Pizza topped with mac and cheese is showing up at several major chains

Hamburgers topped or stuffed with mac and cheese

Mac and Cheese Stuffed Peppers

Mac and Cheese Grilled Cheese Sandwich

Meatball-stuffed sandwich sliders

Mexican foods (quesadillas, burritos and enchiladas) stuffed with M&C

Hot Dogs topped off with M&C (hold the ketchup)

Rich homemade baked M&C casserole with lobster (and a very hefty price)

Mac and cheese topped with white truffles

Of course, driving up the cost and (sometimes) the taste level, any cheese can be used, including Gruyere (Martha Stewart’s favorite which will run you about $30/pound, but hey, it’s Martha Stewart) and blue cheese, which adds an interesting and new taste for this classic dish, rather than traditional cheddar and Velveeta.
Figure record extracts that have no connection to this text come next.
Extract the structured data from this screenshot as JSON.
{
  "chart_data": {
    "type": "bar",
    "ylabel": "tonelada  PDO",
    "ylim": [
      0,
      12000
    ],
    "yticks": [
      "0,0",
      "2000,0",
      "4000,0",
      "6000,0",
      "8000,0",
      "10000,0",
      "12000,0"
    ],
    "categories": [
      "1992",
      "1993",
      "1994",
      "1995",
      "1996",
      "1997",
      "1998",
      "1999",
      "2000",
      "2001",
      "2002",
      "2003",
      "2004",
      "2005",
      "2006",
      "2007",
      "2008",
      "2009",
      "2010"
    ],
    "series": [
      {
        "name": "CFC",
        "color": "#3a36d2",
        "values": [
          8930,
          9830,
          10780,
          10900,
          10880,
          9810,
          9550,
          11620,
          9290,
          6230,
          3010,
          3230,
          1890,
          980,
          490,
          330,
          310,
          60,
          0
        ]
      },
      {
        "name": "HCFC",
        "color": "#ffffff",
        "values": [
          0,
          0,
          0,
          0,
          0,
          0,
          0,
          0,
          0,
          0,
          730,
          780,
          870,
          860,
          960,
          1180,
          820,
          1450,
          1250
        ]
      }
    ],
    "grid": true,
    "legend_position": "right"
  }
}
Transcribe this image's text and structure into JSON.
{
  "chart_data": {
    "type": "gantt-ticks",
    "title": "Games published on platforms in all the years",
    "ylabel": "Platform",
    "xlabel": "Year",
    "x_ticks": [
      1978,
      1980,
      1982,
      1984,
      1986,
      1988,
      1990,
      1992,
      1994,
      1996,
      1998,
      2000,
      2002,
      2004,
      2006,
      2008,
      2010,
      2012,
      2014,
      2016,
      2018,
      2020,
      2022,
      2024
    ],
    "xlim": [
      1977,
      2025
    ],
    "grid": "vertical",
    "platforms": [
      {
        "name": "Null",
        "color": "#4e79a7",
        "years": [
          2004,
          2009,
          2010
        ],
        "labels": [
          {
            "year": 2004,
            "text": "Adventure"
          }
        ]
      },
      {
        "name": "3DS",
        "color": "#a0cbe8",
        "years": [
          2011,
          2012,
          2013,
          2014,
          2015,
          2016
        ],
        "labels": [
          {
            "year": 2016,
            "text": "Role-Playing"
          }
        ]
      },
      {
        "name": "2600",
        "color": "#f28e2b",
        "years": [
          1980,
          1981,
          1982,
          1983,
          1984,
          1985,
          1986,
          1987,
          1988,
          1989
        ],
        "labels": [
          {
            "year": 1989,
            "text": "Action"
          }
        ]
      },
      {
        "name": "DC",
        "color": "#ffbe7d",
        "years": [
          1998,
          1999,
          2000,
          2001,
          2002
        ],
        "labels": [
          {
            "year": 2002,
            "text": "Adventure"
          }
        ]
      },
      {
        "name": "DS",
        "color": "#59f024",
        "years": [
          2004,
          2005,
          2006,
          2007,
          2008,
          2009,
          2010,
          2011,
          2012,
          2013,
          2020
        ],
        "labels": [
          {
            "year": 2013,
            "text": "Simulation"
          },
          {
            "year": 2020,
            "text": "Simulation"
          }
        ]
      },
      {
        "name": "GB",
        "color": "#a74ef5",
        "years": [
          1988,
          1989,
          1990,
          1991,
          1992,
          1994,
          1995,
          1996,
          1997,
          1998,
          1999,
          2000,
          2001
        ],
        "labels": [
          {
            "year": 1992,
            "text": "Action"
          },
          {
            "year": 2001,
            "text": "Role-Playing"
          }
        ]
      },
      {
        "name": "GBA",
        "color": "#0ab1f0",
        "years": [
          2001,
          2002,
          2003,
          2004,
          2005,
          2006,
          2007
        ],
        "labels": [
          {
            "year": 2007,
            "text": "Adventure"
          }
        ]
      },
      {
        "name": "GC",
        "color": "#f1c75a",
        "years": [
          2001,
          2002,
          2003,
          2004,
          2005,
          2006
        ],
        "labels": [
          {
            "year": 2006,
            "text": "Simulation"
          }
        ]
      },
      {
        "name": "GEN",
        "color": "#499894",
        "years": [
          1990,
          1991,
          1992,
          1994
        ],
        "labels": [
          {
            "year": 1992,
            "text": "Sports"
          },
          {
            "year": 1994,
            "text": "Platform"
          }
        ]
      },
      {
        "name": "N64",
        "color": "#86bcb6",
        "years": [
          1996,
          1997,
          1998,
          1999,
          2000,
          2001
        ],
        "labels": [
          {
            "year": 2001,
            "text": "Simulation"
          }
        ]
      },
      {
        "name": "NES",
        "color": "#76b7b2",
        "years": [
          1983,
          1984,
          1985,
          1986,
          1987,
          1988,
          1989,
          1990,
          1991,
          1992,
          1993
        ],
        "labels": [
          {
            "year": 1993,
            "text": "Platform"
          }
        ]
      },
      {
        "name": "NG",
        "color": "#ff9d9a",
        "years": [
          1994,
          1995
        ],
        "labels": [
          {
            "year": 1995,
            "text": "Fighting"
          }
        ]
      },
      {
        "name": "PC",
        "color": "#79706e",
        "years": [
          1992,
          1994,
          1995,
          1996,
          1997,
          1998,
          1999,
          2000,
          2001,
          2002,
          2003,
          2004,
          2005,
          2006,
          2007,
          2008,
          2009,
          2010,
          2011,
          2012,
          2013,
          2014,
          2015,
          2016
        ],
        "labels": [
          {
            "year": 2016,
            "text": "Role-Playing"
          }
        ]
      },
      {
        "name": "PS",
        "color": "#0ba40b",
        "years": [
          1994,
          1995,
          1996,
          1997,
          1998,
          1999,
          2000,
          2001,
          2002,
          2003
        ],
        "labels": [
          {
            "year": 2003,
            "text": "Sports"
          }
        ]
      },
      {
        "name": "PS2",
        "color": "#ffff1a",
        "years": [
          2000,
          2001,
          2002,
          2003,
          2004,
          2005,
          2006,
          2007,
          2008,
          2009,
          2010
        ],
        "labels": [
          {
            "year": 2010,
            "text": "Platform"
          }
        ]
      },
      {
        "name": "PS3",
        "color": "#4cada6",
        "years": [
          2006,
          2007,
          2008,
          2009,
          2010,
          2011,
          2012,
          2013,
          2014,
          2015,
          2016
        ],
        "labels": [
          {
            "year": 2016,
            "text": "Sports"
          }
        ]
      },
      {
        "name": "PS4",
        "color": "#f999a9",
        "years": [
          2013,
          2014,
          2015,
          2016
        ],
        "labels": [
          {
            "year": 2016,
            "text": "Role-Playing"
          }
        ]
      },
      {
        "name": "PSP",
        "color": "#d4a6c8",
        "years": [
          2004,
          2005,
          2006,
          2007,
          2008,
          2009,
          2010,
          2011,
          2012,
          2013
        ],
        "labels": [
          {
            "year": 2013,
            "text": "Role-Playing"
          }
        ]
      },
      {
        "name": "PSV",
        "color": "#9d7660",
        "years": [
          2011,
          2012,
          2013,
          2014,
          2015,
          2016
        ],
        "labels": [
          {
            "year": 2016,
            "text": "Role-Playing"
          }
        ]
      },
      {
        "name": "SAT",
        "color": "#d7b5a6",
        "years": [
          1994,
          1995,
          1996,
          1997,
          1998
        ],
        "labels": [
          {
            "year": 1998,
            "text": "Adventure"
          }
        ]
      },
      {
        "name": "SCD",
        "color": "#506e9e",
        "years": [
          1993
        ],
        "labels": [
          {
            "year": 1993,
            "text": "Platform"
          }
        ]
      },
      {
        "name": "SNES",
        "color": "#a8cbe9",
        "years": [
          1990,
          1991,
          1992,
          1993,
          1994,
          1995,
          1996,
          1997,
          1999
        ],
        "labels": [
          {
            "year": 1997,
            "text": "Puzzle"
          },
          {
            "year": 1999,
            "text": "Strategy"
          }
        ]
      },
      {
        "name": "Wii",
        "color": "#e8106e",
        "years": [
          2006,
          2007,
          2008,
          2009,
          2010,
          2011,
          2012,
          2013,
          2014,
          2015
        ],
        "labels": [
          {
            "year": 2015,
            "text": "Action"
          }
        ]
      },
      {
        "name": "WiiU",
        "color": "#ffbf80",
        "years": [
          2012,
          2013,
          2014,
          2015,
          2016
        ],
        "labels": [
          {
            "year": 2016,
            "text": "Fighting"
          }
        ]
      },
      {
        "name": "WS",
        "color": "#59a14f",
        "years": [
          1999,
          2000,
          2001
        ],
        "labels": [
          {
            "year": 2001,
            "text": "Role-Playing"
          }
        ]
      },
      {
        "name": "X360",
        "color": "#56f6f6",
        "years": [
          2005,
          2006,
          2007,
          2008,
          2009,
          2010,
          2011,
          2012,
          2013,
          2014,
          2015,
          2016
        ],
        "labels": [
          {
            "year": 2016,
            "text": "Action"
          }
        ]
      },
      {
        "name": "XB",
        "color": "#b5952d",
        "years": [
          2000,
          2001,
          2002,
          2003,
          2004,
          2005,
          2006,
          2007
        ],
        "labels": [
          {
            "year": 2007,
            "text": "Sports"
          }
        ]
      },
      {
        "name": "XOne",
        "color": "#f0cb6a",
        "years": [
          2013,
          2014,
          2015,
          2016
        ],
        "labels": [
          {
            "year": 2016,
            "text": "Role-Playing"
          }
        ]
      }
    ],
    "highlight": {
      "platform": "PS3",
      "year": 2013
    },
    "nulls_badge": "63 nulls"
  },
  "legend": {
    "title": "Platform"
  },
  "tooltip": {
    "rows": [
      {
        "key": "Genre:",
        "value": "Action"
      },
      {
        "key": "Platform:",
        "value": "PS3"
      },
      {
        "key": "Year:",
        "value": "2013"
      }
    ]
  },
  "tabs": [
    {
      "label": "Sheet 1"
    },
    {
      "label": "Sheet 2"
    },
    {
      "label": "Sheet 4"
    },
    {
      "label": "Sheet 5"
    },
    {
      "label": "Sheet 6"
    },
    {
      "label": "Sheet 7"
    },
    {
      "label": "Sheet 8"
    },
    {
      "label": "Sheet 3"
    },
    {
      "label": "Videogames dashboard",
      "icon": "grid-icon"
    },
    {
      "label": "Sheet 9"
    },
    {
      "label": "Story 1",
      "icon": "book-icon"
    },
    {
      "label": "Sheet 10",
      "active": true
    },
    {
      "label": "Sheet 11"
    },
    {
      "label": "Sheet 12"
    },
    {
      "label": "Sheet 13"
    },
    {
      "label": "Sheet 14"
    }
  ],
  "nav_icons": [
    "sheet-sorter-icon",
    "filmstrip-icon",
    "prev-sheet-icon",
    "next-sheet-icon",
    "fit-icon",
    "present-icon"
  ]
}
Maybe a chunk of butter and some sour cream to up the calories.

And at one L.A. restaurant, truffle oil and a splash of white wine is added for the bargain price of $95 per serving (you read that right). Yikes.

In other words, just about anything you can dream up, you can do with your basic mac and cheese, so get creative if the spirit moves you. But for you purists, nothing beats the creamy goodness of macaroni, rich cheddar cheese sauce and buttery crumb topping baked to gooey perfection in the oven. It may be all grown up, but no doubt about it. Some things are better just left alone.